Tal como expresaba Hipatia de Alejandría, “la verdad no cambia porque sea o no sea creída por la mayoría de las personas”, y ese sí que es el gran logaritmo de nuestra comunicación actual.

Sobrepasamos las posibilidades de nuestro tiempo buscando la afirmación de todo aquello que sentimos y pensamos para encontrar nuestro lugar en esta variopinta diversidad que intentamos desechar por aquello de superar mayorías.

Tal vez, por ello, simplificamos argumentos para hacer repensar a la globalidad que imaginamos sin necesidad de conocerla. Intentamos demasiados simplismos para embaucar a la totalidad en un esquema programado de aceptación de mensajes y olvidamos los matices que son la esencia de la vanguardia diaria.

Tengo la sensación de que, a pesar de todos estos esfuerzos, sufrimos esta soledad social donde es difícil reparar tantas naderías que terminan engalanando las portadas de diarios y los trending topics de turno.

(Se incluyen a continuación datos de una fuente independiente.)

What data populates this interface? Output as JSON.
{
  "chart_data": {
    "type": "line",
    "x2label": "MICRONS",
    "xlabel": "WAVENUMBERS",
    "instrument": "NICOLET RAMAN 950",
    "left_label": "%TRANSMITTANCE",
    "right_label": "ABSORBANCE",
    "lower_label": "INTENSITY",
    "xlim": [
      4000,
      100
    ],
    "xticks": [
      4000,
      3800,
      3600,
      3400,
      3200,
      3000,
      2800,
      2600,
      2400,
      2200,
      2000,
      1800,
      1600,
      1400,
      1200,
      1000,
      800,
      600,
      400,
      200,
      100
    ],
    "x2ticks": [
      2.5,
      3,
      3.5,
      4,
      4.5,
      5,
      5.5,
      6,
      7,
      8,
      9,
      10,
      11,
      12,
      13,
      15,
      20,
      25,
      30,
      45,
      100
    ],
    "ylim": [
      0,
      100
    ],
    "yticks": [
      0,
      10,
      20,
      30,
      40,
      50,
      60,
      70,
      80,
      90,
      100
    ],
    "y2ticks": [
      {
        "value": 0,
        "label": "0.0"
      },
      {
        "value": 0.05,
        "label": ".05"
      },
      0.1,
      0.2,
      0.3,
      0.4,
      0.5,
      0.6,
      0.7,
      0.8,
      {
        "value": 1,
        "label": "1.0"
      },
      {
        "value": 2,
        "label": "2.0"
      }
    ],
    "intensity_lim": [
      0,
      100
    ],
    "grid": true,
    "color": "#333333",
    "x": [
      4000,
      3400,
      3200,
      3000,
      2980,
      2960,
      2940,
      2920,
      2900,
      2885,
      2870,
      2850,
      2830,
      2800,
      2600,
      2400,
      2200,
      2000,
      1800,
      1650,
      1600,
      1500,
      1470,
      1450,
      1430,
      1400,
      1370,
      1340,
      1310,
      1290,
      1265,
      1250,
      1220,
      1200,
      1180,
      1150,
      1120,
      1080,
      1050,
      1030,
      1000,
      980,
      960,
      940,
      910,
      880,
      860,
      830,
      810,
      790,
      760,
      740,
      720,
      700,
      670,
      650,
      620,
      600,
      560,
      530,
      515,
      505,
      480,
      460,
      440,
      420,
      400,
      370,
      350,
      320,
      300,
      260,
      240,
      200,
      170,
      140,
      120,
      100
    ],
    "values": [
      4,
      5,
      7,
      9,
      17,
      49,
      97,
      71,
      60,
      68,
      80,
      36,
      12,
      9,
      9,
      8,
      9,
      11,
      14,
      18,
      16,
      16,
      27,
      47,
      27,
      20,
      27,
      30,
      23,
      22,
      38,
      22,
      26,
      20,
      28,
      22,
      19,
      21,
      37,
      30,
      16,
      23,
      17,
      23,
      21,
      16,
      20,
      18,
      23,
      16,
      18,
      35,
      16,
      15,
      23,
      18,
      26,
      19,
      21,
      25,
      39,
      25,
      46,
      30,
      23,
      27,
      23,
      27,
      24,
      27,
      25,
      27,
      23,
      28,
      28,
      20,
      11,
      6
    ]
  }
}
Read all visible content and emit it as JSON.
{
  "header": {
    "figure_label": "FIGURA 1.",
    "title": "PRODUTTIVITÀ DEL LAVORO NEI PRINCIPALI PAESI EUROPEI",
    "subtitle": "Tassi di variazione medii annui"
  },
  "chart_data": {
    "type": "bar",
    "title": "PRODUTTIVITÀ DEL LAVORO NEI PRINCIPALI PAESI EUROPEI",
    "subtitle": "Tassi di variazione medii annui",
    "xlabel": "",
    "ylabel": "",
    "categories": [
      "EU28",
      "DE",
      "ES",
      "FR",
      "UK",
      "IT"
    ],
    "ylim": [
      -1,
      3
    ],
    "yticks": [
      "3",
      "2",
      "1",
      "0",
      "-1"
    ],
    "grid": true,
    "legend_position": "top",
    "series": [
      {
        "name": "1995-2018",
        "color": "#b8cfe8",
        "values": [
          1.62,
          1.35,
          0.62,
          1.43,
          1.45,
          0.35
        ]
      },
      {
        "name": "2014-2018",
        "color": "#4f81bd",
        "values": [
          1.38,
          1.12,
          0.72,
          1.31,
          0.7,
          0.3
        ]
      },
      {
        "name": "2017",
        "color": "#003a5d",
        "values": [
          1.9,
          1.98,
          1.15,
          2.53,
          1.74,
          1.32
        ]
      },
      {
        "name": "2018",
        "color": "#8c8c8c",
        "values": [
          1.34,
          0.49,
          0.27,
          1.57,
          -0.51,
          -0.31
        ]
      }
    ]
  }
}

Tal como decía nuestra mártir del pensamiento, las verdades acallan demasiadas conciencias para vapulearlas en el despropósito público. Ejemplos de ello salpican nuestra actualidad diariamente, robando protagonismo a la certeza con mensajes que saben más al absurdo que a la veracidad.

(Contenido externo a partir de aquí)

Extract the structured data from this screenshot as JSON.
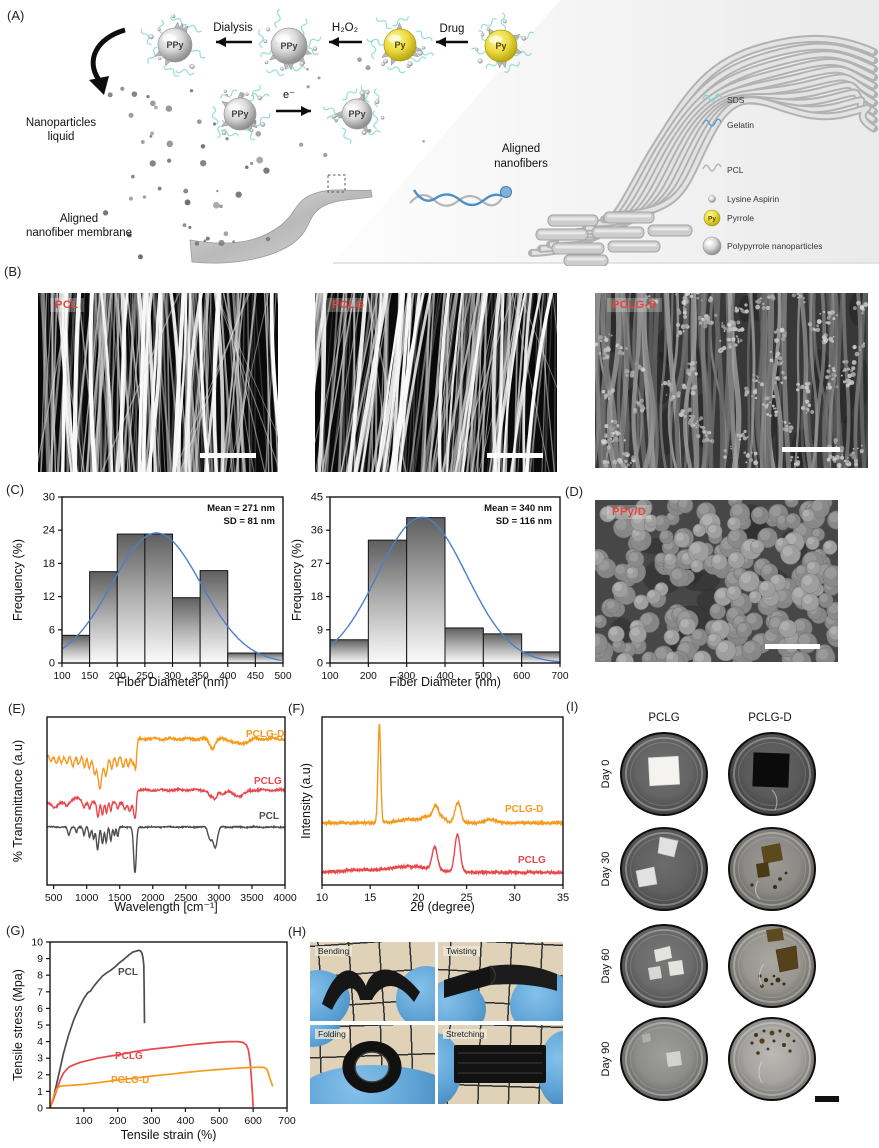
{
  "colors": {
    "accent_red": "#e8453c",
    "orange": "#f59a1f",
    "red": "#e8474b",
    "gray_curve": "#4d4d4d",
    "blue_curve": "#4b7fc9"
  },
  "figure": {
    "panel_labels": [
      "(A)",
      "(B)",
      "(C)",
      "(D)",
      "(E)",
      "(F)",
      "(G)",
      "(H)",
      "(I)"
    ]
  },
  "panelA": {
    "process_labels": {
      "dialysis": "Dialysis",
      "peroxide": "H₂O₂",
      "drug": "Drug",
      "electron": "e⁻"
    },
    "sphere_labels": {
      "polypyrrole": "PPy",
      "pyrrole": "Py"
    },
    "captions": {
      "nanoparticles_liquid": [
        "Nanoparticles",
        "liquid"
      ],
      "aligned_membrane": [
        "Aligned",
        "nanofiber membrane"
      ],
      "aligned_nanofibers": [
        "Aligned",
        "nanofibers"
      ]
    },
    "legend": [
      {
        "label": "SDS",
        "icon": "sds-squiggle-icon"
      },
      {
        "label": "Gelatin",
        "icon": "gelatin-squiggle-icon"
      },
      {
        "label": "PCL",
        "icon": "pcl-squiggle-icon"
      },
      {
        "label": "Lysine Aspirin",
        "icon": "lysine-aspirin-icon"
      },
      {
        "label": "Pyrrole",
        "icon": "pyrrole-sphere-icon"
      },
      {
        "label": "Polypyrrole nanoparticles",
        "icon": "polypyrrole-sphere-icon"
      }
    ]
  },
  "panelB": {
    "images": [
      {
        "label": "PCL"
      },
      {
        "label": "PCLG"
      },
      {
        "label": "PCLG-D"
      }
    ]
  },
  "panelD": {
    "label": "PPy/D"
  },
  "panelH": {
    "photos": [
      {
        "label": "Bending"
      },
      {
        "label": "Twisting"
      },
      {
        "label": "Folding"
      },
      {
        "label": "Stretching"
      }
    ]
  },
  "panelI": {
    "columns": [
      "PCLG",
      "PCLG-D"
    ],
    "rows": [
      {
        "day": "Day 0",
        "dishes": [
          {
            "sample": "PCLG",
            "content": "white-square",
            "tone": "#646464"
          },
          {
            "sample": "PCLG-D",
            "content": "black-square",
            "tone": "#5a5a5a"
          }
        ]
      },
      {
        "day": "Day 30",
        "dishes": [
          {
            "sample": "PCLG",
            "content": "white-fragments-2",
            "tone": "#606060"
          },
          {
            "sample": "PCLG-D",
            "content": "brown-fragments",
            "tone": "#8b8a86"
          }
        ]
      },
      {
        "day": "Day 60",
        "dishes": [
          {
            "sample": "PCLG",
            "content": "white-fragments-3",
            "tone": "#6b6b6b"
          },
          {
            "sample": "PCLG-D",
            "content": "brown-chunks",
            "tone": "#98968f"
          }
        ]
      },
      {
        "day": "Day 90",
        "dishes": [
          {
            "sample": "PCLG",
            "content": "white-fragment-small",
            "tone": "#8d8d8b"
          },
          {
            "sample": "PCLG-D",
            "content": "brown-specks",
            "tone": "#a7a5a1"
          }
        ]
      }
    ]
  },
  "chart_data": [
    {
      "id": "hist_pcl",
      "type": "bar",
      "xlabel": "Fiber Diameter (nm)",
      "ylabel": "Frequency (%)",
      "xlim": [
        100,
        500
      ],
      "ylim": [
        0,
        30
      ],
      "xticks": [
        100,
        150,
        200,
        250,
        300,
        350,
        400,
        450,
        500
      ],
      "yticks": [
        0,
        6,
        12,
        18,
        24,
        30
      ],
      "bin_edges": [
        100,
        150,
        200,
        250,
        300,
        350,
        400,
        450,
        500
      ],
      "values": [
        5,
        16.5,
        23.3,
        23.3,
        11.8,
        16.7,
        1.8,
        1.8
      ],
      "fit_curve": {
        "shape": "gaussian",
        "mean": 271,
        "sd": 81,
        "peak": 23.5
      },
      "annotation": [
        "Mean = 271 nm",
        "SD = 81 nm"
      ]
    },
    {
      "id": "hist_pclg",
      "type": "bar",
      "xlabel": "Fiber Diameter (nm)",
      "ylabel": "Frequency (%)",
      "xlim": [
        100,
        700
      ],
      "ylim": [
        0,
        45
      ],
      "xticks": [
        100,
        200,
        300,
        400,
        500,
        600,
        700
      ],
      "yticks": [
        0,
        9,
        18,
        27,
        36,
        45
      ],
      "bin_edges": [
        100,
        200,
        300,
        400,
        500,
        600,
        700
      ],
      "values": [
        6.3,
        33.3,
        39.4,
        9.5,
        7.9,
        3
      ],
      "fit_curve": {
        "shape": "gaussian",
        "mean": 340,
        "sd": 116,
        "peak": 39.5
      },
      "annotation": [
        "Mean = 340 nm",
        "SD = 116 nm"
      ]
    },
    {
      "id": "ftir",
      "type": "line",
      "xlabel": "Wavelength [cm⁻¹]",
      "ylabel": "% Transmittance (a.u)",
      "xlim": [
        400,
        4000
      ],
      "xticks": [
        500,
        1000,
        1500,
        2000,
        2500,
        3000,
        3500,
        4000
      ],
      "series": [
        {
          "name": "PCLG-D",
          "color": "#f59a1f",
          "baseline": 0.23,
          "step_up": {
            "at": 1765,
            "rise": 0.1
          },
          "noise": 0.013,
          "dips": [
            [
              460,
              18,
              0.04
            ],
            [
              540,
              20,
              0.05
            ],
            [
              620,
              18,
              0.04
            ],
            [
              700,
              20,
              0.05
            ],
            [
              790,
              22,
              0.06
            ],
            [
              880,
              20,
              0.05
            ],
            [
              965,
              18,
              0.07
            ],
            [
              1040,
              20,
              0.08
            ],
            [
              1120,
              22,
              0.1
            ],
            [
              1200,
              30,
              0.2
            ],
            [
              1290,
              24,
              0.12
            ],
            [
              1380,
              20,
              0.07
            ],
            [
              1460,
              18,
              0.06
            ],
            [
              1550,
              20,
              0.07
            ],
            [
              1630,
              20,
              0.06
            ],
            [
              1700,
              16,
              0.05
            ],
            [
              1737,
              13,
              0.08
            ],
            [
              2900,
              40,
              0.055
            ],
            [
              3320,
              100,
              0.03
            ]
          ],
          "label_xy": [
            238,
            37
          ]
        },
        {
          "name": "PCLG",
          "color": "#e8474b",
          "baseline": 0.51,
          "step_up": {
            "at": 1755,
            "rise": 0.075
          },
          "noise": 0.01,
          "dips": [
            [
              520,
              40,
              0.03
            ],
            [
              700,
              20,
              0.02
            ],
            [
              850,
              60,
              -0.025
            ],
            [
              960,
              16,
              0.03
            ],
            [
              1045,
              14,
              0.04
            ],
            [
              1170,
              16,
              0.09
            ],
            [
              1240,
              14,
              0.07
            ],
            [
              1300,
              14,
              0.06
            ],
            [
              1365,
              12,
              0.05
            ],
            [
              1470,
              12,
              0.04
            ],
            [
              1580,
              20,
              0.04
            ],
            [
              1650,
              22,
              0.05
            ],
            [
              1730,
              18,
              0.095
            ],
            [
              2870,
              28,
              0.035
            ],
            [
              2940,
              30,
              0.055
            ],
            [
              3060,
              40,
              0.02
            ],
            [
              3300,
              90,
              0.035
            ]
          ],
          "label_xy": [
            246,
            84
          ]
        },
        {
          "name": "PCL",
          "color": "#4d4d4d",
          "baseline": 0.655,
          "noise": 0.006,
          "dips": [
            [
              730,
              18,
              0.05
            ],
            [
              845,
              12,
              0.03
            ],
            [
              960,
              14,
              0.05
            ],
            [
              1045,
              16,
              0.06
            ],
            [
              1105,
              14,
              0.07
            ],
            [
              1165,
              18,
              0.135
            ],
            [
              1240,
              16,
              0.1
            ],
            [
              1295,
              14,
              0.09
            ],
            [
              1365,
              14,
              0.08
            ],
            [
              1420,
              12,
              0.05
            ],
            [
              1470,
              12,
              0.06
            ],
            [
              1730,
              20,
              0.275
            ],
            [
              2865,
              30,
              0.07
            ],
            [
              2945,
              32,
              0.12
            ]
          ],
          "label_xy": [
            251,
            119
          ]
        }
      ]
    },
    {
      "id": "xrd",
      "type": "line",
      "xlabel": "2θ (degree)",
      "ylabel": "Intensity (a.u)",
      "xlim": [
        10,
        35
      ],
      "xticks": [
        10,
        15,
        20,
        25,
        30,
        35
      ],
      "series": [
        {
          "name": "PCLG-D",
          "color": "#f59a1f",
          "baseline": 0.63,
          "noise": 0.014,
          "peaks": [
            [
              15.95,
              0.585,
              0.14
            ],
            [
              19.0,
              0.02,
              1.2
            ],
            [
              21.0,
              0.035,
              0.6
            ],
            [
              21.8,
              0.085,
              0.28
            ],
            [
              22.5,
              0.03,
              0.35
            ],
            [
              24.1,
              0.125,
              0.3
            ],
            [
              27.5,
              0.02,
              0.5
            ]
          ],
          "label_xy": [
            205,
            112
          ]
        },
        {
          "name": "PCLG",
          "color": "#e8474b",
          "baseline": 0.925,
          "noise": 0.013,
          "peaks": [
            [
              13.5,
              0.015,
              1.5
            ],
            [
              19.0,
              0.035,
              2.2
            ],
            [
              21.7,
              0.135,
              0.28
            ],
            [
              24.05,
              0.225,
              0.28
            ]
          ],
          "label_xy": [
            218,
            163
          ]
        }
      ]
    },
    {
      "id": "tensile",
      "type": "line",
      "xlabel": "Tensile strain (%)",
      "ylabel": "Tensile stress (Mpa)",
      "xlim": [
        0,
        700
      ],
      "ylim": [
        0,
        10
      ],
      "xticks": [
        100,
        200,
        300,
        400,
        500,
        600,
        700
      ],
      "yticks": [
        0,
        1,
        2,
        3,
        4,
        5,
        6,
        7,
        8,
        9,
        10
      ],
      "series": [
        {
          "name": "PCL",
          "color": "#4d4d4d",
          "label_xy": [
            110,
            50
          ],
          "points": [
            [
              0,
              0
            ],
            [
              10,
              0.6
            ],
            [
              20,
              1.5
            ],
            [
              30,
              2.4
            ],
            [
              40,
              3.3
            ],
            [
              55,
              4.4
            ],
            [
              70,
              5.3
            ],
            [
              85,
              6.0
            ],
            [
              100,
              6.6
            ],
            [
              112,
              6.95
            ],
            [
              120,
              7.05
            ],
            [
              128,
              7.3
            ],
            [
              140,
              7.6
            ],
            [
              155,
              7.95
            ],
            [
              168,
              8.15
            ],
            [
              180,
              8.3
            ],
            [
              192,
              8.5
            ],
            [
              205,
              8.75
            ],
            [
              218,
              8.95
            ],
            [
              232,
              9.2
            ],
            [
              245,
              9.4
            ],
            [
              255,
              9.45
            ],
            [
              262,
              9.5
            ],
            [
              268,
              9.45
            ],
            [
              272,
              9.3
            ],
            [
              275,
              9.0
            ],
            [
              277,
              8.6
            ],
            [
              278,
              7.4
            ],
            [
              279,
              5.1
            ]
          ]
        },
        {
          "name": "PCLG",
          "color": "#e8474b",
          "label_xy": [
            107,
            134
          ],
          "points": [
            [
              0,
              0
            ],
            [
              10,
              0.5
            ],
            [
              20,
              1.1
            ],
            [
              30,
              1.7
            ],
            [
              40,
              2.1
            ],
            [
              55,
              2.45
            ],
            [
              70,
              2.6
            ],
            [
              90,
              2.75
            ],
            [
              110,
              2.85
            ],
            [
              140,
              3.0
            ],
            [
              170,
              3.1
            ],
            [
              200,
              3.2
            ],
            [
              250,
              3.4
            ],
            [
              300,
              3.55
            ],
            [
              350,
              3.65
            ],
            [
              400,
              3.78
            ],
            [
              450,
              3.88
            ],
            [
              500,
              3.97
            ],
            [
              530,
              4.0
            ],
            [
              555,
              4.0
            ],
            [
              570,
              3.95
            ],
            [
              580,
              3.8
            ],
            [
              586,
              3.5
            ],
            [
              591,
              2.8
            ],
            [
              595,
              1.8
            ],
            [
              598,
              0.8
            ],
            [
              600,
              0.05
            ]
          ]
        },
        {
          "name": "PCLG-D",
          "color": "#f59a1f",
          "label_xy": [
            103,
            158
          ],
          "points": [
            [
              0,
              0
            ],
            [
              5,
              0.35
            ],
            [
              12,
              0.8
            ],
            [
              20,
              1.15
            ],
            [
              28,
              1.3
            ],
            [
              40,
              1.33
            ],
            [
              60,
              1.36
            ],
            [
              100,
              1.42
            ],
            [
              150,
              1.55
            ],
            [
              200,
              1.68
            ],
            [
              250,
              1.8
            ],
            [
              300,
              1.92
            ],
            [
              350,
              2.03
            ],
            [
              400,
              2.14
            ],
            [
              450,
              2.24
            ],
            [
              500,
              2.32
            ],
            [
              550,
              2.4
            ],
            [
              590,
              2.44
            ],
            [
              620,
              2.46
            ],
            [
              633,
              2.44
            ],
            [
              640,
              2.35
            ],
            [
              645,
              2.1
            ],
            [
              650,
              1.75
            ],
            [
              655,
              1.45
            ],
            [
              658,
              1.3
            ]
          ]
        }
      ]
    }
  ]
}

Y todo gracias a esa dicotomía entre verdades que los de siempre aprovechan para descarrilar los datos y las evidencias. Precisamente, este podría ser el gran argumento para entender el bajo nivel de implicación pública de la gran mayoría de la ciudadanía.

Nos hemos aburrido demasiado pronto de lidiar con los contrapesos de la demagogia para seguir dejando bien apuntalados a los voceros de turno. Nos seguimos reagrupando en esa espiral de silencio para engrosar el individualismo y la obcecación del pensamiento.

Y todo ello gracias a esa nefasta costumbre de la equidistancia de posiciones que desordena la claridad para defender la mendicidad de los eslóganes. Hemos asumido muy fácilmente esa bipolaridad del pensamiento donde todo se queda en el blanco o negro, pero olvidando todas las tonalidades que conforman la realidad social asentando nuestra seguridad en el linde pernicioso de la intolerancia.

Tal vez, como explicaba la inventora del densímetro, “la sabiduría comienza con la duda”. Y ciertamente, sin ese recelo, el tiempo nos dejará demasiado desamparo para construir alguna esperanza.